Why Android PCs are doomed to fail

There's an all-out push to bring Android to the desktop and beyond, with new PCs such as the Lenovo N308 and hybrid Windows-Android machines. But Android PCs will never be able to compete against Windows. Here's why they're doomed to fail.

The Lenovo N308 certainly sounds good on paper: A machine with a 19.5-inch touchscreen running Android 4.2 Jellybean, and with a starting price of $450. It comes with a base of 2GB of memory, although you can buy models with more. Hard disk sizes are up to 500 GB. It's powered by an NVIDIA Tegra quad-core processor.

So what's not to like about it and any other Android desktop? Plenty. Start off with the operating system itself. I'm a big fan of Android, have multiple Android devices, and have written many books about Android smartphones and tablets. So I'm certainly not an Android hater. But having used it for so long and on so many different devices, I have a clear-eyed view of it. And one of its biggest problems is its complexity. It's great for tinkerers and those who like infinite customization. But it can be confusing to use.

Windows has long been criticized for being too difficult to use, but in recent iterations, it's gotten simpler and more streamlined. Even the main Start-screen interface of the much-maligned Windows 8 is easier to use than Android.

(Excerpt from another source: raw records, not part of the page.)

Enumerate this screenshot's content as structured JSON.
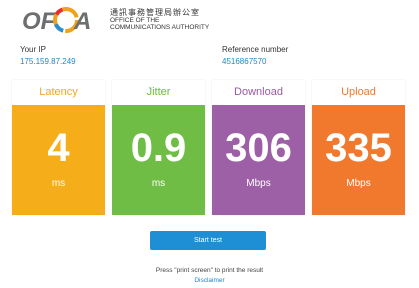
{
  "header": {
    "logo_text": "OFCA",
    "org_name_zh": "通訊事務管理局辦公室",
    "org_name_en_line1": "OFFICE OF THE",
    "org_name_en_line2": "COMMUNICATIONS AUTHORITY"
  },
  "info": {
    "ip_label": "Your IP",
    "ip_value": "175.159.87.249",
    "ref_label": "Reference number",
    "ref_value": "4516867570"
  },
  "metrics": [
    {
      "label": "Latency",
      "value": "4",
      "unit": "ms",
      "color": "#f5ad1a"
    },
    {
      "label": "Jitter",
      "value": "0.9",
      "unit": "ms",
      "color": "#6fbd45"
    },
    {
      "label": "Download",
      "value": "306",
      "unit": "Mbps",
      "color": "#9d5fa5"
    },
    {
      "label": "Upload",
      "value": "335",
      "unit": "Mbps",
      "color": "#f1792e"
    }
  ],
  "actions": {
    "start_label": "Start test",
    "start_color": "#1e8fd4"
  },
  "footer": {
    "note": "Press \"print screen\" to print the result",
    "disclaimer": "Disclaimer"
  }
}
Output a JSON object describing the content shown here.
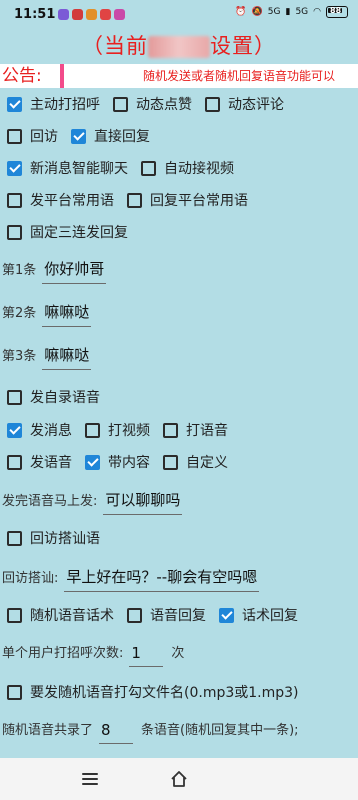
{
  "status": {
    "time": "11:51",
    "net1": "5G",
    "net2": "5G",
    "battery": "88"
  },
  "title": {
    "open": "（当前",
    "close": "设置）"
  },
  "notice": {
    "label": "公告:",
    "text": "随机发送或者随机回复语音功能可以"
  },
  "options": {
    "main_greet": "主动打招呼",
    "like_post": "动态点赞",
    "comment_post": "动态评论",
    "revisit": "回访",
    "direct_reply": "直接回复",
    "smart_chat": "新消息智能聊天",
    "auto_video": "自动接视频",
    "send_common": "发平台常用语",
    "reply_common": "回复平台常用语",
    "fixed_triple": "固定三连发回复",
    "send_own_voice": "发自录语音",
    "send_msg": "发消息",
    "video_call": "打视频",
    "voice_call": "打语音",
    "send_voice": "发语音",
    "with_content": "带内容",
    "custom": "自定义",
    "revisit_chat": "回访搭讪语",
    "random_voice_script": "随机语音话术",
    "voice_reply": "语音回复",
    "script_reply": "话术回复",
    "random_voice_file": "要发随机语音打勾文件名(0.mp3或1.mp3)"
  },
  "fields": {
    "msg1_label": "第1条",
    "msg1_value": "你好帅哥",
    "msg2_label": "第2条",
    "msg2_value": "嘛嘛哒",
    "msg3_label": "第3条",
    "msg3_value": "嘛嘛哒",
    "after_voice_label": "发完语音马上发:",
    "after_voice_value": "可以聊聊吗",
    "revisit_label": "回访搭讪:",
    "revisit_value": "早上好在吗？--聊会有空吗嗯",
    "greet_count_label": "单个用户打招呼次数:",
    "greet_count_value": "1",
    "greet_count_unit": "次",
    "voice_total_label": "随机语音共录了",
    "voice_total_value": "8",
    "voice_total_unit": "条语音(随机回复其中一条);"
  }
}
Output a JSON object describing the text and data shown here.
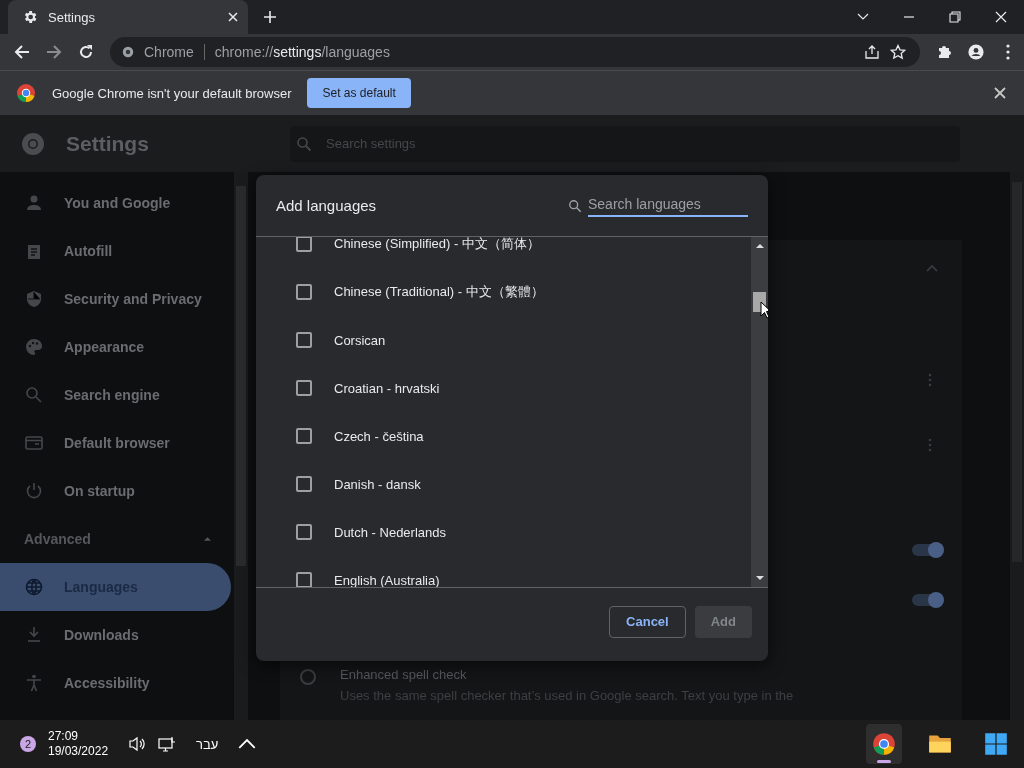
{
  "tab": {
    "title": "Settings",
    "selected": true
  },
  "toolbar": {
    "site_label": "Chrome",
    "url_host": "chrome://",
    "url_bold": "settings",
    "url_path": "/languages"
  },
  "infobar": {
    "message": "Google Chrome isn't your default browser",
    "button": "Set as default"
  },
  "header": {
    "title": "Settings",
    "search": {
      "placeholder": "Search settings"
    }
  },
  "sidebar": {
    "items": [
      {
        "label": "You and Google",
        "kind": "person",
        "selected": false
      },
      {
        "label": "Autofill",
        "kind": "clipboard",
        "selected": false
      },
      {
        "label": "Security and Privacy",
        "kind": "shield",
        "selected": false
      },
      {
        "label": "Appearance",
        "kind": "palette",
        "selected": false
      },
      {
        "label": "Search engine",
        "kind": "search",
        "selected": false
      },
      {
        "label": "Default browser",
        "kind": "browser",
        "selected": false
      },
      {
        "label": "On startup",
        "kind": "power",
        "selected": false
      }
    ],
    "advanced": {
      "label": "Advanced",
      "expanded": true
    },
    "advanced_items": [
      {
        "label": "Languages",
        "kind": "globe",
        "selected": true
      },
      {
        "label": "Downloads",
        "kind": "download",
        "selected": false
      },
      {
        "label": "Accessibility",
        "kind": "accessibility",
        "selected": false
      }
    ]
  },
  "content": {
    "toggles": [
      {
        "on": true
      },
      {
        "on": true
      }
    ],
    "spell_option": {
      "title": "Enhanced spell check",
      "description": "Uses the same spell checker that’s used in Google search. Text you type in the",
      "selected": false
    }
  },
  "dialog": {
    "title": "Add languages",
    "search": {
      "placeholder": "Search languages"
    },
    "languages": [
      {
        "label": "Chinese (Simplified) - 中文（简体）",
        "checked": false
      },
      {
        "label": "Chinese (Traditional) - 中文（繁體）",
        "checked": false
      },
      {
        "label": "Corsican",
        "checked": false
      },
      {
        "label": "Croatian - hrvatski",
        "checked": false
      },
      {
        "label": "Czech - čeština",
        "checked": false
      },
      {
        "label": "Danish - dansk",
        "checked": false
      },
      {
        "label": "Dutch - Nederlands",
        "checked": false
      },
      {
        "label": "English (Australia)",
        "checked": false
      }
    ],
    "buttons": [
      {
        "label": "Cancel",
        "kind": "secondary",
        "disabled": false
      },
      {
        "label": "Add",
        "kind": "primary",
        "disabled": true
      }
    ]
  },
  "taskbar": {
    "badge": "2",
    "time": "27:09",
    "date": "19/03/2022",
    "language": "עבר",
    "apps": [
      {
        "kind": "chrome",
        "active": true
      },
      {
        "kind": "folder",
        "active": false
      },
      {
        "kind": "windows",
        "active": false
      }
    ]
  }
}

So ironically, one reason that Android PCs won't compete seriously against Windows PCs is that Windows PCs are easier to use.

Another problem with Android PCs is that they are necessarily touchscreen-based, because Android and all its apps are touchscreen-based. Consumers so far have stayed away from touchscreen desktops, and with good reason -- they're awkward to use. An Android PC will require that just about all interactions occur via the touchscreen rather than a keyboard and mouse. And for desktops, that's a big drawback.

Finally, there's the issue of apps. Yes, Android has countless apps, far more than Windows does. But the apps are mainly aimed at mobility and at entertainment and games, not productivity. It's true that there are some good productivity apps, such as for Office suites. But they're simply not as good as Microsoft Office. Google and its free Google Docs hasn't managed to convince people to give up Office. Android PCs aren't likely to do that, either. When people think productivity, they think Office.

Is there a place for Android PCs? Yes, in niches, mainly for entertainment. Lenovo is pitching the N308 primarily as an entertainment machine, and it might find life there. But when it comes to mass-market appeal, Android PCs won't cut it.